At the species level, the abundance of Akkermansia muciniphila was 0.21% in the NC, decreased to 0.0021% in the MG, and showed a substantial rebound after drug treatment, reaching 1.01% (approximately 480.95-fold increase) and 11.28% (approximately 5371.43-fold increase) in the MET and MJGT_F_H groups, respectively. This is also the main reason for the significant change in the abundance of Akkermansiaceae. In the MG, compared with the NC, the proportions of Lactobacillus johnsonii, Lactobacillus intestinalis, Lactobacillus reuteri, and Lactobacillus murinus all increased to varying degrees, rising from 6.47%, 3.74%, 3.65%, and 2.19% to 10.16%, 10.03%, 8.77%, and 3.09%, respectively. After MJGT_F_H treatment, their proportions decreased to 2.68%, 2.01%, 1.63%, and 0.22%, respectively. After MET treatment, the proportions of the first three bacteria increased slightly to 8.72%, 4.35%, and 4.40%, respectively, while the proportion of Lactobacillus murinus decreased to 0.96%. The proportion of Romboutsia ilealis increased significantly in the MG (10.89%) compared with the NC (2.96%). After drug treatment, it decreased slightly, reaching 9.85% and 8.31% in the MET and MJGT_F_H, respectively. The proportion of Escherichia coli_g__Escherichia-Shigella decreased significantly after model establishment (0.07%) compared with the NC (22.22%). After administration of MET and MJGT_F_H, it rebounded to 4.11% and 0.19%, respectively (Figure S1D).

4. Discussion

This study aimed to investigate the therapeutic effects of flavonoid-rich MJGT_F_H on high-fat/high-sucrose diet combined with streptozotocin-induced T2DM and elucidate its underlying mechanisms. Obesity and high-fat diet promote activation of saturated fatty acid-stimulated adenine nucleotide translocase 2 (ANT2), an intramitochondrial protein that induces adipocyte hypoxia and subsequent hypoxia-inducible factor-1α (HIF-1α) activation, leading to adipose tissue dysfunction and inflammation [25,26]. Obese adipocytes further elevate pro-inflammatory cytokine levels, causing chronic low-grade systemic inflammation (metabolic inflammation) [26], a critical contributor to IR and T2DM pathogenesis [27]. Given the inverse correlation between flavonoid intake and body fat accumulation/weight gain [28], all three MJGT_F concentrations dose-dependently reversed T2DM-induced weight loss and suppressed both postprandial and fasting blood glucose levels, with MJGT_F_H showing the most potent effects. Mechanistic studies revealed that MJGT_F_H’s hypoglycemic effects operate through three interrelated pathways: metabolic regulation, signaling pathway modulation, and gut microbiota remodeling.

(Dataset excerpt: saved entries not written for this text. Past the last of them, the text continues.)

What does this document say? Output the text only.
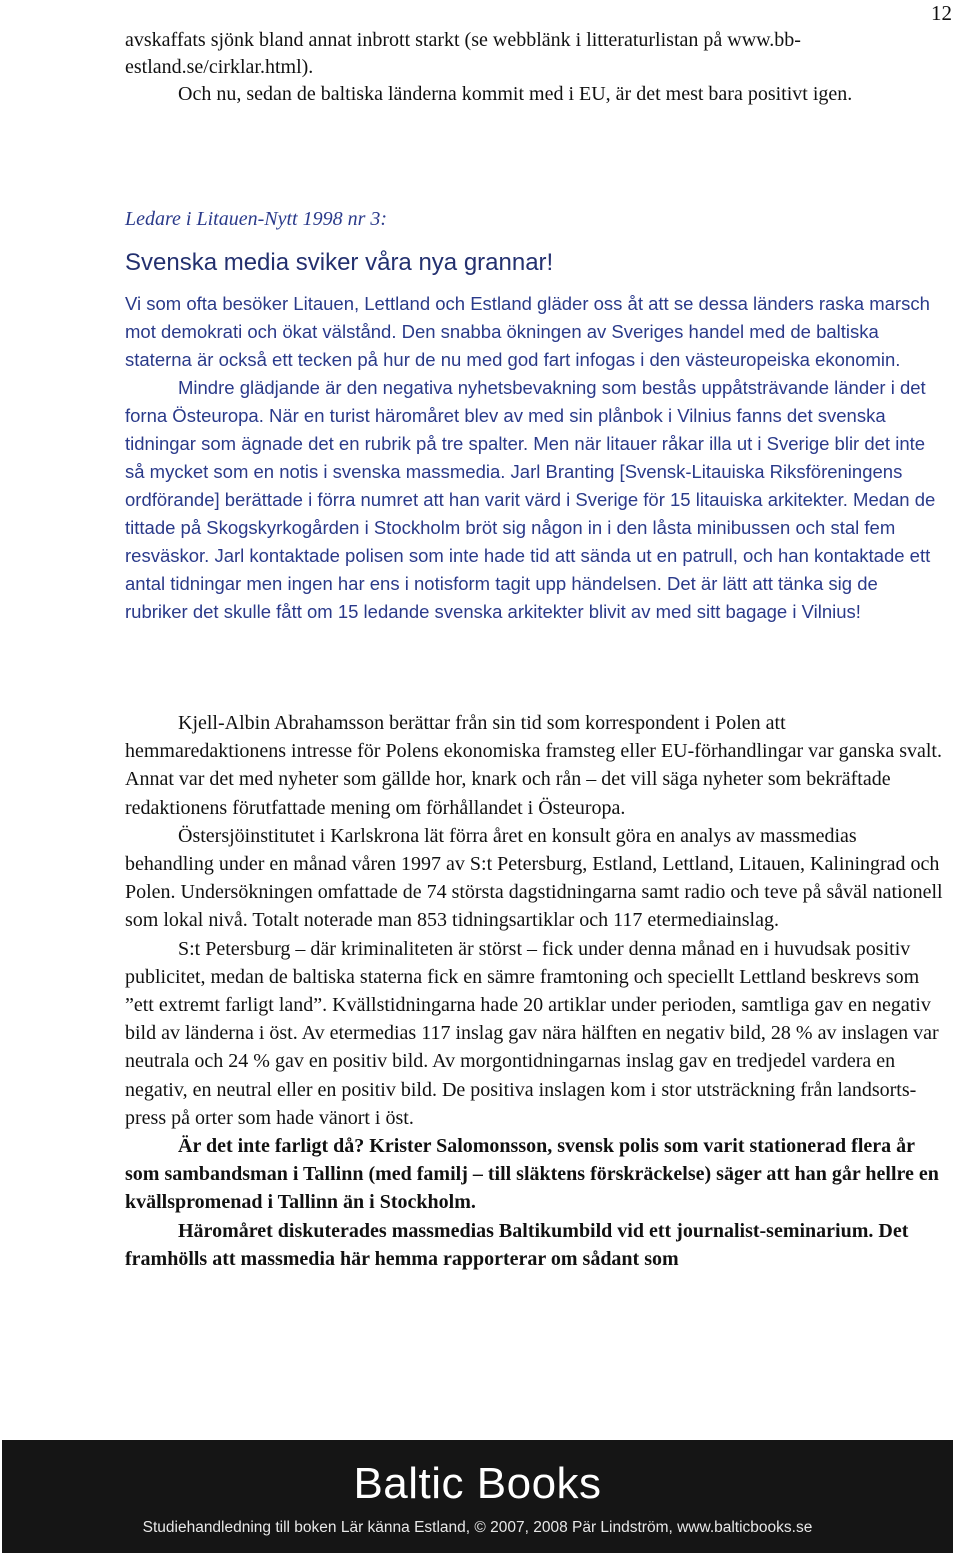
12

avskaffats sjönk bland annat inbrott starkt (se webblänk i litteraturlistan på www.bb-estland.se/cirklar.html).

Och nu, sedan de baltiska länderna kommit med i EU, är det mest bara positivt igen.

Ledare i Litauen-Nytt 1998 nr 3:
Svenska media sviker våra nya grannar!

Vi som ofta besöker Litauen, Lettland och Estland gläder oss åt att se dessa länders raska marsch mot demokrati och ökat välstånd. Den snabba ökningen av Sveriges handel med de baltiska staterna är också ett tecken på hur de nu med god fart infogas i den västeuropeiska ekonomin.

Mindre glädjande är den negativa nyhetsbevakning som bestås uppåtsträvande länder i det forna Östeuropa. När en turist häromåret blev av med sin plånbok i Vilnius fanns det svenska tidningar som ägnade det en rubrik på tre spalter. Men när litauer råkar illa ut i Sverige blir det inte så mycket som en notis i svenska massmedia. Jarl Branting [Svensk-Litauiska Riksföreningens ordförande] berättade i förra numret att han varit värd i Sverige för 15 litauiska arkitekter. Medan de tittade på Skogskyrkogården i Stockholm bröt sig någon in i den låsta minibussen och stal fem resväskor. Jarl kontaktade polisen som inte hade tid att sända ut en patrull, och han kontaktade ett antal tidningar men ingen har ens i notisform tagit upp händelsen. Det är lätt att tänka sig de rubriker det skulle fått om 15 ledande svenska arkitekter blivit av med sitt bagage i Vilnius!

Kjell-Albin Abrahamsson berättar från sin tid som korrespondent i Polen att hemmaredaktionens intresse för Polens ekonomiska framsteg eller EU-förhandlingar var ganska svalt. Annat var det med nyheter som gällde hor, knark och rån – det vill säga nyheter som bekräftade redaktionens förutfattade mening om förhållandet i Östeuropa.

Östersjöinstitutet i Karlskrona lät förra året en konsult göra en analys av massmedias behandling under en månad våren 1997 av S:t Petersburg, Estland, Lettland, Litauen, Kaliningrad och Polen. Undersökningen omfattade de 74 största dagstidningarna samt radio och teve på såväl nationell som lokal nivå. Totalt noterade man 853 tidningsartiklar och 117 etermediainslag.

S:t Petersburg – där kriminaliteten är störst – fick under denna månad en i huvudsak positiv publicitet, medan de baltiska staterna fick en sämre framtoning och speciellt Lettland beskrevs som ”ett extremt farligt land”. Kvällstidningarna hade 20 artiklar under perioden, samtliga gav en negativ bild av länderna i öst. Av etermedias 117 inslag gav nära hälften en negativ bild, 28 % av inslagen var neutrala och 24 % gav en positiv bild. Av morgontidningarnas inslag gav en tredjedel vardera en negativ, en neutral eller en positiv bild. De positiva inslagen kom i stor utsträckning från landsorts-press på orter som hade vänort i öst.

Är det inte farligt då? Krister Salomonsson, svensk polis som varit stationerad flera år som sambandsman i Tallinn (med familj – till släktens förskräckelse) säger att han går hellre en kvällspromenad i Tallinn än i Stockholm.

Häromåret diskuterades massmedias Baltikumbild vid ett journalist-seminarium. Det framhölls att massmedia här hemma rapporterar om sådant som

Baltic Books
Studiehandledning till boken Lär känna Estland, © 2007, 2008 Pär Lindström, www.balticbooks.se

Metabolic regulation T2DM involves severe disturbances in glucose and lipid metabolism. MJGT_F_H significantly ameliorated dyslipidemia in diabetic rats, normalizing elevated TG, TC, and LDL levels while restoring reduced HDL levels. Crucially, it improved hyperinsulinemia by downregulating the HOMA-IR index and upregulating the ISI, indicating enhanced insulin sensitivity. MJGT_F_H also elevated serum GLP-1 levels, whose fluctuations hold significant physiological and pathological implications for diabetic patients. The underlying mechanisms primarily involve the following: binding to the GLP-1 receptor (GLP-1R) on pancreatic β-cells, which activates adenylyl cyclase (AC) to elevate intracellular cAMP levels, subsequently activating protein kinase A (PKA) and an exchange protein directly activated by cAMP 2 (EPAC2), thereby promoting insulin gene transcription and glucose-stimulated insulin secretion [29]; β-cell protection via apoptosis inhibition (e.g., reducing endoplasmic reticulum stress and mitochondrial dysfunction) and proliferation promotion (through Wnt/β-catenin and PDX1/MafA pathways), thereby improving long-term islet function [30]; suppression of glucagon secretion from pancreatic α-cells via the cAMP-PKA pathway, reducing hepatic glucose output [31]. MJGT_F_H likely restores pancreatic β-cell insulin secretion capacity by elevating serum GLP-1 levels in T2DM rats, thereby inducing β-cell proliferation and reducing apoptosis. Concurrently, this process enhances insulin utilization, mitigates IR, increases hepatic glycogen synthesis, and suppresses gluconeogenesis, collectively ameliorating T2DM-associated metabolic derangements.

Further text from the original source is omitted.